The Canadian Press - ONLINE EDITION
Quebec gov't livid over budget it describes as 'economic sabotage' exercise
QUEBEC - Quebec's sovereigntist government expressed fury Thursday over a budget it called a "frontal attack" on the province's economic interests.
The provincial finance minister rattled off a list of grievances, including changes to the skills-training program which he said he hoped to see quashed.
"This is an economic sabotage exercise," Finance Minister Nicolas Marceau said in Quebec City.
"It's worse than being abandoned. If they'd simply left us alone, we'd have been happy enough, but they didn't even do that. They're not leaving us alone — they're attacking us."
He said the skills-training program was already working well in Quebec and was aligned with non-government partners, and he described the federal initiative as useless replication.
But that was just the tip of the iceberg.
He decried the notion that Quebec's struggling forestry sector would get one-10th of the sum available for Ontario's manufacturing sector in an economic-development fund.
What really got Marceau exercised, however, was the elimination of the tax credit for union venture-capital funds — which in Quebec are an extremely popular investment vehicle.
He said 88 per cent of the $355 million in the federal clawback under that change would come from Quebec investors.
Marceau said the Tories got their majority win without Quebec in 2011 and appeared set to govern to please their base outside the province.
"I'm very, very disappointed," he said of the tax-credit change. "I'm furious."

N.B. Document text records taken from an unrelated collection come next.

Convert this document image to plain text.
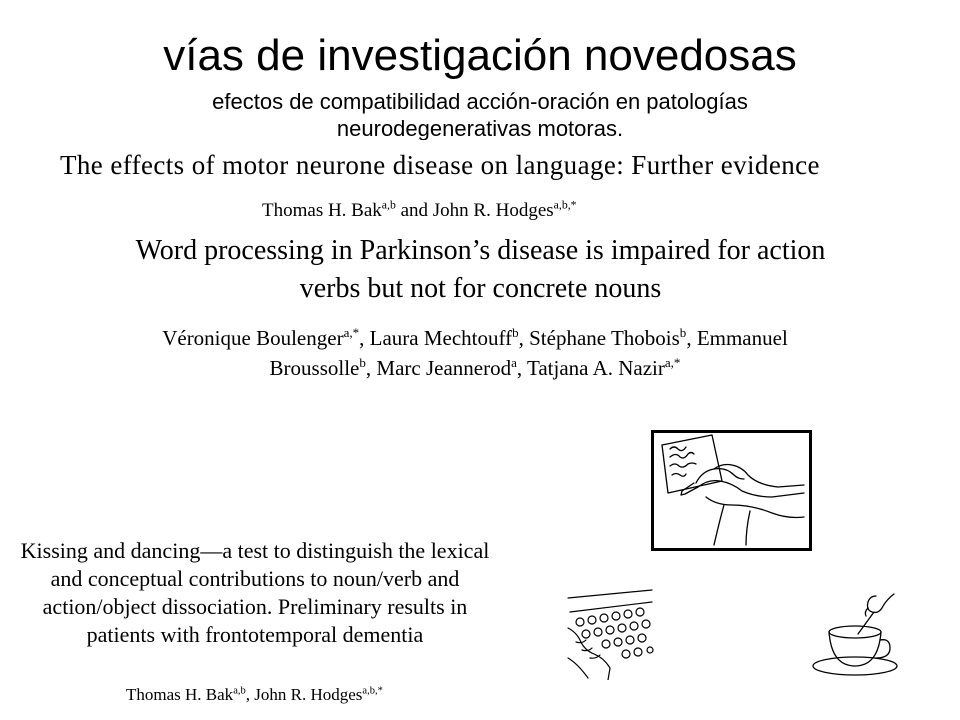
vías de investigación novedosas
efectos de compatibilidad acción-oración en patologías neurodegenerativas motoras.
The effects of motor neurone disease on language: Further evidence
Thomas H. Bak$^{a,b}$ and John R. Hodges$^{a,b,*}$
Word processing in Parkinson’s disease is impaired for action verbs but not for concrete nouns
Véronique Boulenger$^{a,*}$, Laura Mechtouff$^b$, Stéphane Thobois$^b$, Emmanuel Broussolle$^b$, Marc Jeannerod$^a$, Tatjana A. Nazir$^{a,*}$
Kissing and dancing—a test to distinguish the lexical and conceptual contributions to noun/verb and action/object dissociation. Preliminary results in patients with frontotemporal dementia
Thomas H. Bak$^{a,b}$, John R. Hodges$^{a,b,*}$
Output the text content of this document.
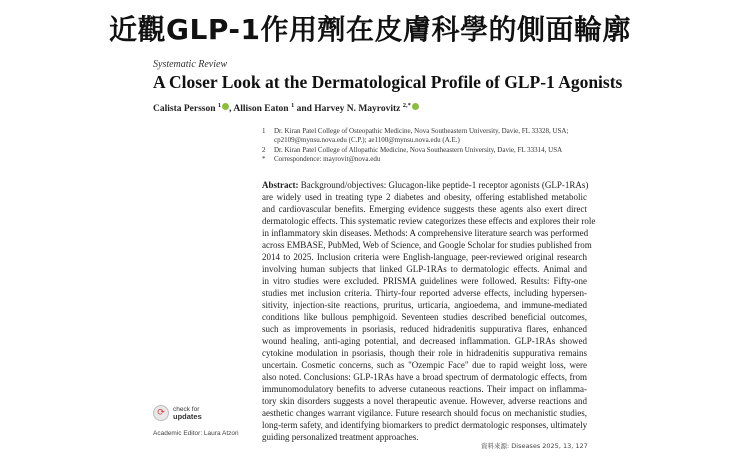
近觀GLP-1作用劑在皮膚科學的側面輪廓
Systematic Review
A Closer Look at the Dermatological Profile of GLP-1 Agonists
Calista Persson $^1$ , Allison Eaton $^1$ and Harvey N. Mayrovitz $^{2,*}$
1	Dr. Kiran Patel College of Osteopathic Medicine, Nova Southeastern University, Davie, FL 33328, USA;
cp2109@mynsu.nova.edu (C.P.); ae1100@mynsu.nova.edu (A.E.)
2	Dr. Kiran Patel College of Allopathic Medicine, Nova Southeastern University, Davie, FL 33314, USA
*	Correspondence: mayrovit@nova.edu
Abstract: Background/objectives: Glucagon-like peptide-1 receptor agonists (GLP-1RAs)
are widely used in treating type 2 diabetes and obesity, offering established metabolic
and cardiovascular benefits. Emerging evidence suggests these agents also exert direct
dermatologic effects. This systematic review categorizes these effects and explores their role
in inflammatory skin diseases. Methods: A comprehensive literature search was performed
across EMBASE, PubMed, Web of Science, and Google Scholar for studies published from
2014 to 2025. Inclusion criteria were English-language, peer-reviewed original research
involving human subjects that linked GLP-1RAs to dermatologic effects. Animal and
in vitro studies were excluded. PRISMA guidelines were followed. Results: Fifty-one
studies met inclusion criteria. Thirty-four reported adverse effects, including hypersen-
sitivity, injection-site reactions, pruritus, urticaria, angioedema, and immune-mediated
conditions like bullous pemphigoid. Seventeen studies described beneficial outcomes,
such as improvements in psoriasis, reduced hidradenitis suppurativa flares, enhanced
wound healing, anti-aging potential, and decreased inflammation. GLP-1RAs showed
cytokine modulation in psoriasis, though their role in hidradenitis suppurativa remains
uncertain. Cosmetic concerns, such as "Ozempic Face" due to rapid weight loss, were
also noted. Conclusions: GLP-1RAs have a broad spectrum of dermatologic effects, from
immunomodulatory benefits to adverse cutaneous reactions. Their impact on inflamma-
tory skin disorders suggests a novel therapeutic avenue. However, adverse reactions and
aesthetic changes warrant vigilance. Future research should focus on mechanistic studies,
long-term safety, and identifying biomarkers to predict dermatologic responses, ultimately
guiding personalized treatment approaches.
⟳	check for
updates
Academic Editor: Laura Atzori
資料來源: Diseases 2025, 13, 127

He said those funds help unions and businesses work together on new projects but, he suggested, perhaps the Harper government had some ideological aversion to that very principle.
He also expressed disbelief that the government was trying to revive a national securities regulator after its approach was rejected by the Supreme Court.
The Parti Quebecois government was elected last fall with a minority government, with a promise in its platform to make the case that being part of Canada was hurting the province's interests.